— Cognitive concept
Crystallised Intelligence
The accumulated knowledge, vocabulary, and skills you've acquired over your lifetime.
Crystallised intelligence (Gc) is the second major component of human general intelligence in the Cattell-Horn-Carroll (CHC) theory. Where fluid intelligence is raw novel-problem reasoning, crystallised intelligence is the accumulated knowledge you draw on — vocabulary, general knowledge, learned procedures, and applied expertise.

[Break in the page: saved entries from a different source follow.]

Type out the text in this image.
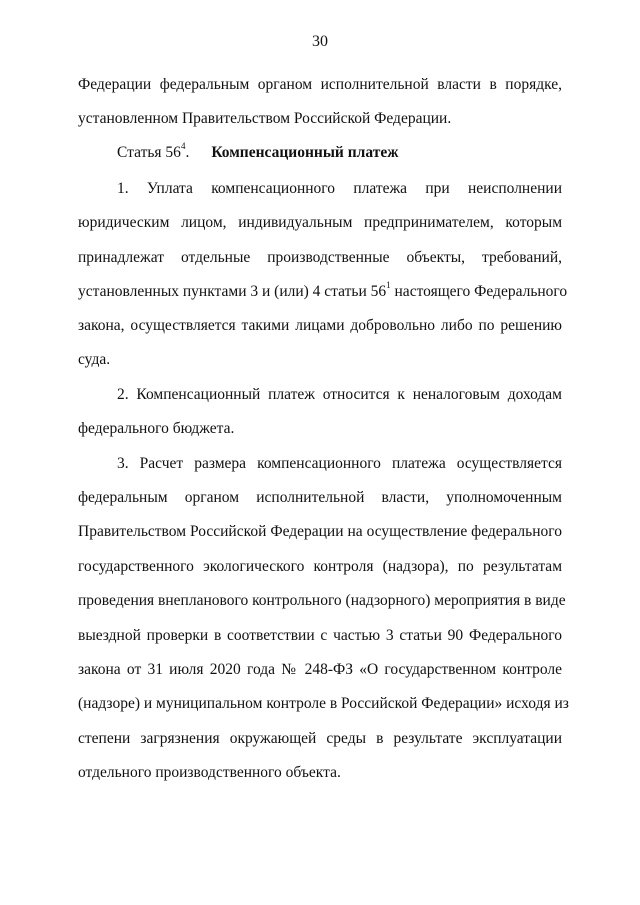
30
Федерации федеральным органом исполнительной власти в порядке,
установленном Правительством Российской Федерации.
Статья $56^4$. Компенсационный платеж
1. Уплата компенсационного платежа при неисполнении
юридическим лицом, индивидуальным предпринимателем, которым
принадлежат отдельные производственные объекты, требований,
установленных пунктами 3 и (или) 4 статьи $56^1$ настоящего Федерального
закона, осуществляется такими лицами добровольно либо по решению
суда.
2. Компенсационный платеж относится к неналоговым доходам
федерального бюджета.
3. Расчет размера компенсационного платежа осуществляется
федеральным органом исполнительной власти, уполномоченным
Правительством Российской Федерации на осуществление федерального
государственного экологического контроля (надзора), по результатам
проведения внепланового контрольного (надзорного) мероприятия в виде
выездной проверки в соответствии с частью 3 статьи 90 Федерального
закона от 31 июля 2020 года № 248-ФЗ «О государственном контроле
(надзоре) и муниципальном контроле в Российской Федерации» исходя из
степени загрязнения окружающей среды в результате эксплуатации
отдельного производственного объекта.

How it grows over a lifetime
Unlike fluid intelligence, which peaks in early adulthood and gradually declines, crystallised intelligence continues to grow throughout adult life, typically peaking in the 60s or 70s before slow decline. This is why older adults often outperform younger ones on vocabulary, general knowledge, and judgement tasks despite slower processing speed.
How it's measured
Vocabulary subtests, general information tests, and reading comprehension are the classic Gc measures. The verbal portion of the WAIS-IV (verbal comprehension index) is largely a Gc measure.
Why this matters for IQ testing
Most modern IQ tests deliberately balance fluid and crystallised components. Pure fluid tests (like Raven's) may underestimate older adults; pure crystallised tests favour the well-educated. A composite IQ score blends both for a more representative picture.